Blood pressure: Measures risks associated with heart disease and hypertension.
Glucose levels: Continuous glucose monitoring is especially helpful in managing diabetes.
Location and movement data: GPS tracking provides insights for auto insurers by assessing driving behavior.
For insurers, this data allows for better risk assessment and early interventions, ultimately leading to lower premiums for policyholders who maintain healthy behaviors.
Wearable usage: Global and U.S. penetration
The use of wearables is skyrocketing worldwide:
Globally: Wearable device shipments reached 533 million units in 2021 and are projected to hit 776 million by 2024.
In the U.S.: One in three Americans now owns a wearable device, with roughly 110 million users, a number that continues to rise.
Across different regions:
Europe: Growth is driven by health and wellness trends.
Asia: Adoption is fueled by tech-savvy populations and affordable devices.
U.S.: High penetration, supported by advanced healthcare systems and consumer demand for health tech.
Impact on the insurance industry
Wearables are transforming the insurance industry by offering several key benefits:
Improved risk assessment: Real-time health data refines risk models for personalized products.
Faster underwriting: Wearable data speeds up underwriting by providing instant health metrics.
Customer engagement: Insurers can engage with customers, encouraging healthier habits through rewards programs.
Personalized plans: Wearable data enables custom health plans and more accurate premium pricing.
However, challenges around data privacy, regulation, and access to technology must be addressed to ensure responsible use.
Future trends for wearables in the insurance industry
Looking ahead, wearables will continue to evolve and impact insurance in new ways:
Personalized policies: Insurance plans tailored to daily health metrics will become the norm, rewarding healthy behaviors with lower premiums.
Real-time risk assessment: Insurers could soon adjust coverage based on real-time health data, such as detecting irregular heartbeats.
Mental health tracking: Wearables may soon monitor mental well-being, providing insurers with even more comprehensive health profiles.
Environmental exposure data: Future devices could measure exposure to pollution or UV rays, refining risk assessments based on environmental factors.

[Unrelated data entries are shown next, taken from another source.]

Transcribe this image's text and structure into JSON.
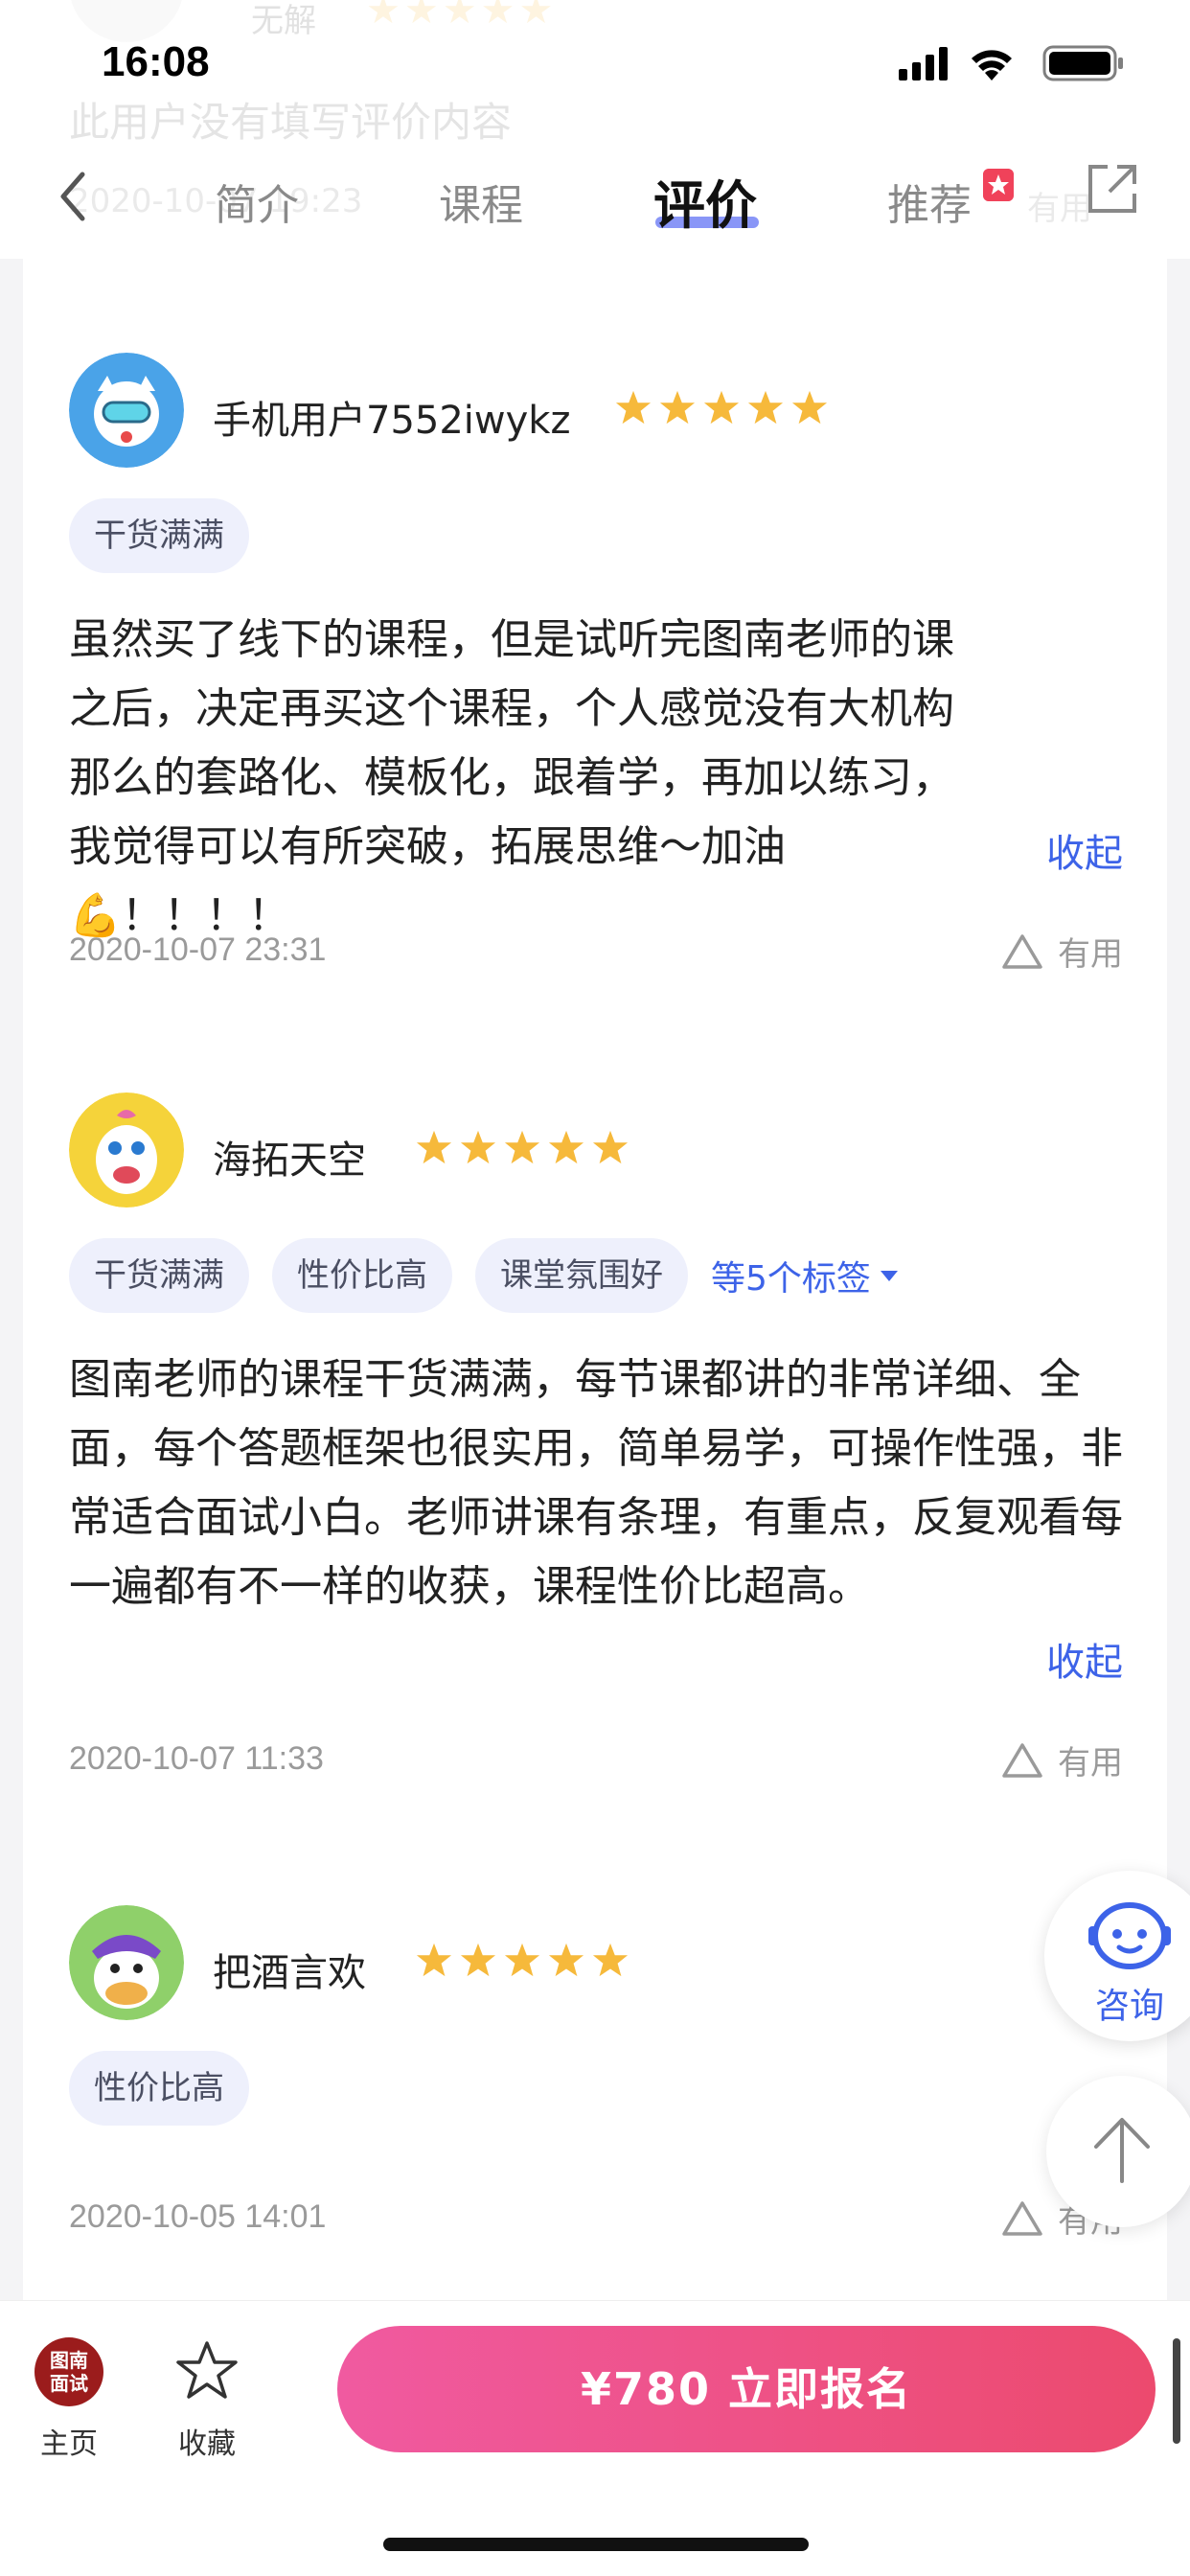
{
  "status_bar": {
    "time": "16:08"
  },
  "nav": {
    "tabs": [
      {
        "label": "简介"
      },
      {
        "label": "课程"
      },
      {
        "label": "评价"
      },
      {
        "label": "推荐"
      }
    ]
  },
  "ghost_review": {
    "name": "无解",
    "body": "此用户没有填写评价内容",
    "date": "2020-10-07 19:23",
    "useful": "有用"
  },
  "reviews": [
    {
      "name": "手机用户7552iwykz",
      "rating": 5,
      "tags": [
        "干货满满"
      ],
      "body": "虽然买了线下的课程，但是试听完图南老师的课之后，决定再买这个课程，个人感觉没有大机构那么的套路化、模板化，跟着学，再加以练习，我觉得可以有所突破，拓展思维～加油💪！！！！",
      "collapse": "收起",
      "date": "2020-10-07 23:31",
      "useful": "有用"
    },
    {
      "name": "海拓天空",
      "rating": 5,
      "tags": [
        "干货满满",
        "性价比高",
        "课堂氛围好"
      ],
      "more_tags": "等5个标签",
      "body": "图南老师的课程干货满满，每节课都讲的非常详细、全面，每个答题框架也很实用，简单易学，可操作性强，非常适合面试小白。老师讲课有条理，有重点，反复观看每一遍都有不一样的收获，课程性价比超高。",
      "collapse": "收起",
      "date": "2020-10-07 11:33",
      "useful": "有用"
    },
    {
      "name": "把酒言欢",
      "rating": 5,
      "tags": [
        "性价比高"
      ],
      "date": "2020-10-05 14:01",
      "useful": "有用"
    }
  ],
  "floating": {
    "consult_label": "咨询"
  },
  "bottom_bar": {
    "logo_text_1": "图南",
    "logo_text_2": "面试",
    "home_label": "主页",
    "fav_label": "收藏",
    "enroll_label": "¥780  立即报名"
  },
  "colors": {
    "accent": "#3d63e8",
    "star": "#f6b93b",
    "tag_bg": "#eef0fc",
    "enroll_gradient_start": "#f05aa0",
    "enroll_gradient_end": "#ec4a6e",
    "recommend_badge": "#f0425a"
  },
  "icons": [
    "back-arrow-icon",
    "share-icon",
    "star-icon",
    "thumb-triangle-icon",
    "consult-robot-icon",
    "arrow-up-icon",
    "favorite-star-icon",
    "signal-icon",
    "wifi-icon",
    "battery-icon"
  ]
}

Wearables will enable insurers to shift from reactive to proactive health management, reducing claims and promoting healthier lifestyles.
FDA approval of wearable devices
For wearables to be used as medical devices, they must undergo the FDA’s rigorous approval process, ensuring they are safe and effective. Many wearables now offer features like ECG monitoring and stress tracking, with FDA approval lending credibility to the data. This is crucial for insurers, who rely on accurate, reliable data for personalized plans and premium calculations.
Everything becomes wearable
Wearables aren’t limited to smartwatches and fitness trackers anymore. Devices like smartphones, earbuds, and smart glasses are being integrated into the health ecosystem, tracking everything from heart rate to stress levels and even eye health. These emerging wearables open up new possibilities for insurance:
Personalized policies: Insurers can offer plans based on a broader set of health data.
Risk assessment: Real-time data provides more accurate risk profiles.
Claims processing: Wearable data can validate claims more quickly and accurately.
Conclusion
Wearables are transforming the insurance industry, offering more personalized policies, improved risk assessments, and greater customer engagement. As technology advances and new data types become available, insurers will continue to innovate, creating a more proactive and responsive health ecosystem.